If you run Linux, you can download VMware, and install a version of
Windows XP or later) and download Visual Studio Express from Microsoft
for free.  You can experiment with it and see how useful it is.  It's
pretty darned amazing actually.  Once you use it, you'll always miss it.
Simple little mistakes like:

for (i=0; i<some_var; ++i)

which should've been:
for (i=0; i<(some_var-1); ++i)

can be changed on the fly.  Those simple, tiny little mistakes that are
prevalent, save so much time by going "OH MAN!" smacking your forehead,
changing it quickly, and pressing the key combo to apply changes.

It all takes 3 seconds, and you're continuing at the point in your
program where you were.

In addition, you can continue writing new code while running your app.
You write the new function, call it from some other place, set a
breakpoint, and then continue writing more code.

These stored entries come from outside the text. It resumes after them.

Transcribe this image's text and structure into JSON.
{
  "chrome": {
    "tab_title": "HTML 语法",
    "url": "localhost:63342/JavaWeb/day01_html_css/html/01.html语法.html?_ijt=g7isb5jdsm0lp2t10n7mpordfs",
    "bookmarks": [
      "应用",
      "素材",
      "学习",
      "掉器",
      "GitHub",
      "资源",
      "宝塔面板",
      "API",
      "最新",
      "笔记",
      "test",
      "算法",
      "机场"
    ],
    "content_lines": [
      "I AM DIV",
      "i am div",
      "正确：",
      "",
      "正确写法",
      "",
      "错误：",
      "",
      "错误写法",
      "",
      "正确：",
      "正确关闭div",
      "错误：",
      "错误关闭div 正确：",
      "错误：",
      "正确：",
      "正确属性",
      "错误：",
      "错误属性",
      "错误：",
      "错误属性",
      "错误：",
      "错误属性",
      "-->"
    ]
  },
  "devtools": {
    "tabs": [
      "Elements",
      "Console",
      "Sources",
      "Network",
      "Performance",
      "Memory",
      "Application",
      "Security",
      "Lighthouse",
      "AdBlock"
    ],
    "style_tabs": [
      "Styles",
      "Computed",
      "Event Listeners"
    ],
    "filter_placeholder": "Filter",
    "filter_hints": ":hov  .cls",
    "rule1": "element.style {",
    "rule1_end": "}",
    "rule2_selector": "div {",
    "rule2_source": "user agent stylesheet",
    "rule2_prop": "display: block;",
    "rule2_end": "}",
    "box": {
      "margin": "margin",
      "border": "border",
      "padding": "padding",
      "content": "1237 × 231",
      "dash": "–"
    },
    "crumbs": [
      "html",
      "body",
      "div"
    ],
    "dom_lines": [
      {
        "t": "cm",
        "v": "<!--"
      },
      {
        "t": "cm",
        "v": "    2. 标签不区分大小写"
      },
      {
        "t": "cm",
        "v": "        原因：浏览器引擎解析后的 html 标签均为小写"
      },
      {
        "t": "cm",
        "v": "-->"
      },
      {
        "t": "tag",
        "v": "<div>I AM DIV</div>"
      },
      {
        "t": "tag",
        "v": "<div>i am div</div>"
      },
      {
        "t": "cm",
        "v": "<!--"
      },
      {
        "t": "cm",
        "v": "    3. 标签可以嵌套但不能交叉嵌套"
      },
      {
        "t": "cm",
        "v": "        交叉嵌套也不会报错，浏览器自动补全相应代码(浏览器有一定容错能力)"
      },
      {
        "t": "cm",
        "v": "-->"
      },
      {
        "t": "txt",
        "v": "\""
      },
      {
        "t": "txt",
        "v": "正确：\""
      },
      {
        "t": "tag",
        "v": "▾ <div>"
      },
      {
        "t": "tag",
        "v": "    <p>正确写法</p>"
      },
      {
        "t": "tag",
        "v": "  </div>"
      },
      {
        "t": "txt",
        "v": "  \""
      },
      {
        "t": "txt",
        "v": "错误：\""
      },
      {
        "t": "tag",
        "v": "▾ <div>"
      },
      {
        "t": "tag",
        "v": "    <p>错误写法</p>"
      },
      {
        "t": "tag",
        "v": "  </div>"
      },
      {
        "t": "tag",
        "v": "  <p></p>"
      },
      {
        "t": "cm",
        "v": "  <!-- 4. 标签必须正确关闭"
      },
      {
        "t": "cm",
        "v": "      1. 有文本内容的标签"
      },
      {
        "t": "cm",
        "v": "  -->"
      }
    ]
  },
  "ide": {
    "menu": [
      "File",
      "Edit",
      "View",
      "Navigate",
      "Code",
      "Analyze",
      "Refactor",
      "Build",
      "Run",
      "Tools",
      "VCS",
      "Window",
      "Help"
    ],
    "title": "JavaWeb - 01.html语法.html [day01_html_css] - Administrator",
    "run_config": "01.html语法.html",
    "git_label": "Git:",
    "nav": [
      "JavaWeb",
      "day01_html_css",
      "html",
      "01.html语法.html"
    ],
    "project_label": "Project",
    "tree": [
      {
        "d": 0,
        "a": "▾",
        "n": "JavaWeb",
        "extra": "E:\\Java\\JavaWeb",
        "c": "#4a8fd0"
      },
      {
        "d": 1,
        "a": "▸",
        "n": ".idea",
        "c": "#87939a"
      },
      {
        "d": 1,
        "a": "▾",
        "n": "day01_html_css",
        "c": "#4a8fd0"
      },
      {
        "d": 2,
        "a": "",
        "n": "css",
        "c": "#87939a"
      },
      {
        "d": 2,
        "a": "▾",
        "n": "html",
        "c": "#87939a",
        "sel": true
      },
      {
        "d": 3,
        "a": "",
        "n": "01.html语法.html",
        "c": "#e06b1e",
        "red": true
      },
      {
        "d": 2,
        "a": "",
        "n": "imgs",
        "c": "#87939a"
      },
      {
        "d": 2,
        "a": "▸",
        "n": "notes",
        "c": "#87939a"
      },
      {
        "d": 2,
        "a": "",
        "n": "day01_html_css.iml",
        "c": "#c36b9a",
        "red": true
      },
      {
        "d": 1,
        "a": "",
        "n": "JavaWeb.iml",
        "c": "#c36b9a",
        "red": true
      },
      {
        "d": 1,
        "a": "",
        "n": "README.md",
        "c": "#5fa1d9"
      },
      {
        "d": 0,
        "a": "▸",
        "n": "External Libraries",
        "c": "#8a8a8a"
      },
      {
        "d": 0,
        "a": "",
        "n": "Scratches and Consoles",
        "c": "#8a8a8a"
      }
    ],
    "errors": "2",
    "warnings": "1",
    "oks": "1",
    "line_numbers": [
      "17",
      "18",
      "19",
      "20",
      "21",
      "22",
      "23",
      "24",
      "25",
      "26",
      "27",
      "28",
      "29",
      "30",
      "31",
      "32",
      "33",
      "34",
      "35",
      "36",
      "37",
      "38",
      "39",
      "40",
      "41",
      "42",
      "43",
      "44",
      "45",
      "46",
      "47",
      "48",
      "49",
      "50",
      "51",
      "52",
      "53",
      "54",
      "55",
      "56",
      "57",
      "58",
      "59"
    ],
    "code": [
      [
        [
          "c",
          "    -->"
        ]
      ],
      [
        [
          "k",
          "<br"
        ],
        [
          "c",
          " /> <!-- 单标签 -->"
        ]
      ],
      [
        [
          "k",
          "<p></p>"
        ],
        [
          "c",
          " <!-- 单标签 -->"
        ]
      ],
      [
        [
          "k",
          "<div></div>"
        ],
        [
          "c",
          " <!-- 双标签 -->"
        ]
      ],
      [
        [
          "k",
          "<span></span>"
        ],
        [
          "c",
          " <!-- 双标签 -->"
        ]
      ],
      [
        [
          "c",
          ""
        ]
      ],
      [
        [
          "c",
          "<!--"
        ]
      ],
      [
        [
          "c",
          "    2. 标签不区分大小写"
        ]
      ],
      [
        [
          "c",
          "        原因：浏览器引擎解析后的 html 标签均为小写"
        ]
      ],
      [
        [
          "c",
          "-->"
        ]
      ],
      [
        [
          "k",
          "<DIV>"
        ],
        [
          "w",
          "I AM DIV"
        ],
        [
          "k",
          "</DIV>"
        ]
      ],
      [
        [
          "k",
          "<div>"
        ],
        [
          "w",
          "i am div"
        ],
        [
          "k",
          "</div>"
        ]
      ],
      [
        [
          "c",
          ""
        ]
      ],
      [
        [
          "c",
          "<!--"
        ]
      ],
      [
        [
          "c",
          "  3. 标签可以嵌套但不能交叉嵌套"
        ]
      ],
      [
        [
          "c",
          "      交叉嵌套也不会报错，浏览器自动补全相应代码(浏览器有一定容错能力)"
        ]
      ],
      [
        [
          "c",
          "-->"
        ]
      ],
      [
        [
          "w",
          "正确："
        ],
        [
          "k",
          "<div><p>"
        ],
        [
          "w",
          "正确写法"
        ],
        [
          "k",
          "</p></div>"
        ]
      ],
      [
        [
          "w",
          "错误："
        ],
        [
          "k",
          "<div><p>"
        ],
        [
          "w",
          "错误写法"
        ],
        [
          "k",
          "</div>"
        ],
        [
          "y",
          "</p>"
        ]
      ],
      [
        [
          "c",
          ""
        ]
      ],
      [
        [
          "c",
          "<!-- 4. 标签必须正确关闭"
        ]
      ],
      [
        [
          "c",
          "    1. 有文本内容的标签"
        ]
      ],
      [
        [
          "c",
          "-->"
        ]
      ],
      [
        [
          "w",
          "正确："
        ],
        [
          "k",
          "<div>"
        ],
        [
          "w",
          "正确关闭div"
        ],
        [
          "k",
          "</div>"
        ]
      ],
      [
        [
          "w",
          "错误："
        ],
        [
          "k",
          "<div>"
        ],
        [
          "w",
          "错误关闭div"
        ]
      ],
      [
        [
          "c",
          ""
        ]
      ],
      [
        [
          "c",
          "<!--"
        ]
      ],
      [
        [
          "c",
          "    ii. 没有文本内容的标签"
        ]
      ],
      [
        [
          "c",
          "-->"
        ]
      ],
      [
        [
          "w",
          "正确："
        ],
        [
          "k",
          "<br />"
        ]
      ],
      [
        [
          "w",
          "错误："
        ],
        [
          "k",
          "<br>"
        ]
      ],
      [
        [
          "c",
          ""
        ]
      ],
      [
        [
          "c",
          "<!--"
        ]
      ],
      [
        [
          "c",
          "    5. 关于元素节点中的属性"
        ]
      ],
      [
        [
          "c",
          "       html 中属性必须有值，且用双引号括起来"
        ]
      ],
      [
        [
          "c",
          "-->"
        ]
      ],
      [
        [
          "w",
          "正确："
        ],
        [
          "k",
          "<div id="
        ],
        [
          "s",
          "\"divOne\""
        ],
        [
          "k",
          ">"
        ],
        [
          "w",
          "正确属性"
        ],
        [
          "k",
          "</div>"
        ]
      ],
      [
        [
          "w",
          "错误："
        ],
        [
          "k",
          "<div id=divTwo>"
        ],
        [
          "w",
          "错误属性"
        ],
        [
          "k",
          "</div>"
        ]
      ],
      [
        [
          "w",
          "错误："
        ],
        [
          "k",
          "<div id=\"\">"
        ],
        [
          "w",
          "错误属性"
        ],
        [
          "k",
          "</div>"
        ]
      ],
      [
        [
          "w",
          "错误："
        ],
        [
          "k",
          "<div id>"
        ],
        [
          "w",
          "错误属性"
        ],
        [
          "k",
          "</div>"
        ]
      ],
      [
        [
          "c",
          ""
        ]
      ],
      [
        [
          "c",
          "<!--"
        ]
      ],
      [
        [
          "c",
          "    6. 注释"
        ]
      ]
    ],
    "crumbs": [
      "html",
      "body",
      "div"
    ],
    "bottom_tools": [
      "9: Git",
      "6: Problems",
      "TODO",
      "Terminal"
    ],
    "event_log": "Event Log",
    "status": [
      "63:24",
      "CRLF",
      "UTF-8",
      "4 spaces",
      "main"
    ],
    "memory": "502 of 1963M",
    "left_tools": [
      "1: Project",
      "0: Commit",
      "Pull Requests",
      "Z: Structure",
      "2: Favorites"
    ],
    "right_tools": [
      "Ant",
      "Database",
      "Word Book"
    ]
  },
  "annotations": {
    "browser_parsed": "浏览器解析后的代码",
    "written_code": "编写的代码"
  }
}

It's also awesome to examine the value of registers, memory variables,
then change the code quickly, apply changes, re-position the instruction
pointer, process through again, etc.

I'm amazed this hasn't already been introduced into GCC and G++.  If I
had the time to put into it, I would do it because I think this and the
commensurate abilities in GDB which would be required would move so many
developers over from Microsoft's toolsets.  Edit-and-continue is that
powerful.

- Rick C. Hodgin

On Sun, 2010-07-18 at 22:32 +0100, Jonathan Wakely wrote:
> On 18 July 2010 20:52, Rick C. Hodgin wrote:
> >
> > The idea of having function entry points across the board for all
> > executed code would be required, allowing those links to be updated
> > dynamically at run-time.  We could even use a memory-based lookup table
> > that's updated by gdb to the new entry points for the executable code.
> > It would be slower for execution, but for development the time savings
> > would be there because changes could be made on the fly, recompiled,
> > memory variables changed as needed, and then continue execution without
> > restarting the entire app.
> 
> I run the compiler a lot more than I run the debugger, so I'm not
> entirely sold on the idea of development time savings, but I haven't
> used Edit-and-Continue so I can't say how useful it is.